Campania che vai è a lutto.
Non va, non va, non va. La Campania e Napoli non vanno. Lo dico proprio io, si, che caparbiamente da queste pagine provo a sostenere il contrario da svariati anni.
Cosa fare? Di fronte alla deriva culturale del nostro Paese e a quella politica, al dissiparsi delle fiducia e dell’impegno ideologico, come reagire?

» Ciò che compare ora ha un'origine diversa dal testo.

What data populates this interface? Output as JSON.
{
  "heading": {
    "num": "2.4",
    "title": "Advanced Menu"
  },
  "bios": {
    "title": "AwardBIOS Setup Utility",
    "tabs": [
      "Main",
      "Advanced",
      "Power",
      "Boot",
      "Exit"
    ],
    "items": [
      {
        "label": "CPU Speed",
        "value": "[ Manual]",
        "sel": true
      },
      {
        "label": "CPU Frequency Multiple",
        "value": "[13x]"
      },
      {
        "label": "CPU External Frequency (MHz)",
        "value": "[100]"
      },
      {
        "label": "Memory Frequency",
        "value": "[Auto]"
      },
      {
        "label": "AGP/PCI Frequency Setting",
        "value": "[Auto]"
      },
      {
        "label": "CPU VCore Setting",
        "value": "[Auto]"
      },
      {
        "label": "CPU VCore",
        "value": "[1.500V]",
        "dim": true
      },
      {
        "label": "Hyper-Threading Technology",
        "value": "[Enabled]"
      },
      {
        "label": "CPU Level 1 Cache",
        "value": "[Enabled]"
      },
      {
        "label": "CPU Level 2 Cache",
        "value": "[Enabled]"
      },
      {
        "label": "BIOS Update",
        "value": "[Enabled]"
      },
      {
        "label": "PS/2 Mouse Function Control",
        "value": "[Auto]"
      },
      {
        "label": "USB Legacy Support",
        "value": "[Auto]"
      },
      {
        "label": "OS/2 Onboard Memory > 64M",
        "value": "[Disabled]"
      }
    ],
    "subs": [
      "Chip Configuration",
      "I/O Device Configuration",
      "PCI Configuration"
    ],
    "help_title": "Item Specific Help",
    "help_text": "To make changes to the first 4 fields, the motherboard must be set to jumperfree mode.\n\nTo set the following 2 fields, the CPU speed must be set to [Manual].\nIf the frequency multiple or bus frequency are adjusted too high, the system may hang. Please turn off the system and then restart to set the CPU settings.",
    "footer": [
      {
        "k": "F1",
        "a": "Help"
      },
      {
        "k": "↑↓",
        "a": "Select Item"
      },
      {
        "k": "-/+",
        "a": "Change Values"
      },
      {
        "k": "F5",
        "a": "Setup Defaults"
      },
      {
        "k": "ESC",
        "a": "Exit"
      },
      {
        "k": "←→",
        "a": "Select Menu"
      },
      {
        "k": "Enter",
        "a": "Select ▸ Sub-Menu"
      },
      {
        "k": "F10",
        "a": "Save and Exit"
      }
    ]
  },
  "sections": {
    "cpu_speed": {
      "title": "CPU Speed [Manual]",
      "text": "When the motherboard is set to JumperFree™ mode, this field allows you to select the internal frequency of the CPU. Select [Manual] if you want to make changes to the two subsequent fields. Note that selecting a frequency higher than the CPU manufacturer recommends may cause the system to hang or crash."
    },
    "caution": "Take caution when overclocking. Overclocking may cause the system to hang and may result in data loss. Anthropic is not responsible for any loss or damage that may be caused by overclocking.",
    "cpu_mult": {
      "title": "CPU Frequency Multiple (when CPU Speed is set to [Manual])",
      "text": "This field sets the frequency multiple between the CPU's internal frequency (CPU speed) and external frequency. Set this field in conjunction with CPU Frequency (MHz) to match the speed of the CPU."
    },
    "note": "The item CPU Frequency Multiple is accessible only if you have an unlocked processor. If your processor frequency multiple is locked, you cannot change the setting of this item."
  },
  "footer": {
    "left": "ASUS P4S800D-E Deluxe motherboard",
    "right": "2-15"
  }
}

La Città della Scienza se nè andata. L’unico presidio di una Bagnoli ombra di un passato da dimenticare, un’area potenzialmente bellissima che nessuna amministrazione, da quando sono stati spenti gli altiforno, ha saputo recuperare, è andata in fumo. Niente più visitatori, attività per bambini, caffetteria, attività didattiche e eventi vari. A quanti ho partecipato lì, e quante volte, guardando il mare di fronte – io, come molti altri – mi sono detta “ahhh … come sarebbe bello!”.
Un grosso sospiro e via: a tirare avanti come sempre dissimulando la pena nel cuore.
Bagnoli. Non ha diritto a vivere, questo pezzo di terra? Deve rimanere soffocata dal cemento e dai resti di un’attività che era, solo apparentemente, pensata per lo sviluppo del territorio.
Centinaia di ettari sottratti da decenni alla Comunità. E ogni estate si ripete il tran tran dei crolli e delle sabbie inquinate, dei divieti di balneanzione. Con i napoletani ridotti a bagnarsi nelle acque del Golfo perchè messi in ginocchio da un’economia che fa acqua da tutte le parti, che non possono neanche stendersi sulla sabbia della propria terra. Nessun refrigerio o consolazione, per chi resta in città. Il loro tuffo è spezzato.
Resta quello nell’oblio senza scampo.
Il mare non bagna Napoli. Non è Barcellona, come tanti amministratori hanno millantato di voler fare. Non lo sarà mai, e potrebbe essere perfino meglio.
Un giorno mio padre mi disse, avevo 6 anni: “son certo che Bagnoli non la vedrò risistemata …e neanche voi!”. Profetico. Avrebbe voluto scappare da Napoli, ma lo trattenemmo noi. Eravamo in quell’età in cui gli amici e la scuola sono tutto il tuo mondo e pensare di perderli è peggio di una condanna. Oggi lo precederei nella fuga.
Napoli è bella, bellissima. Raramente ho visto di meglio nella mia vita, per quanto abbia viaggiato.
Ma non va avanti, non avanza. L’unica cosa che cresce è la disillusione.
Cose inconcepibili altrove sono ormai la normalità, la gente abbrutita e senza speranza. Lontana dal bene pubblico e dalla politica, mille anni luce. Bastano una busta di spesa e una lavatrice, la promessa palesemente falsa di un beneficio qualunque, perchè, a Napoli, ti regalino il proprio voto. Tanto vale la speranza. Poche decine di euro.
La città, in linea con il precipitare della situazione nazionale, è allo sbando. Si prova a fare il proprio lavoro senza pensarci.
Ma basta che ti soffermi un attimo per essere sopraffato dai perchè. Uno dei tanti, il più drammatico, è “perchè sono ancora qui?”.
Ci si dibatte, ci si sbatte, ci si abbatte: ogni sforzo sembra disperdersi nell’oceano di cose che non funzionano. Un mare nostrum di problemi, uno legato all’altro, del quale non si riesce a trovare il bandolo. La criminalità organizzata, uno su tutti. E l’incoscienza del nostro Stato di pensare che fosse un problema solo del Sud. La perseveranza di nascondere la testa sotto la sabbia, mentre in tutta Europa, come nel Nord Italia, queste realtà si fanno largo e deturpano la realtà che toccano come già è stato da noi.
Napoli chiede aiuto. I suoi problemi sono di tutti. Un’emergenza nazionale.
Perchè Napoli è l’immagine più vera di un’Italia malata e anche la previsione di quello che potrà diventare il Paese senza una guida pulita e sicura.
Nonostante ciò ha diritto a vivere. Ora.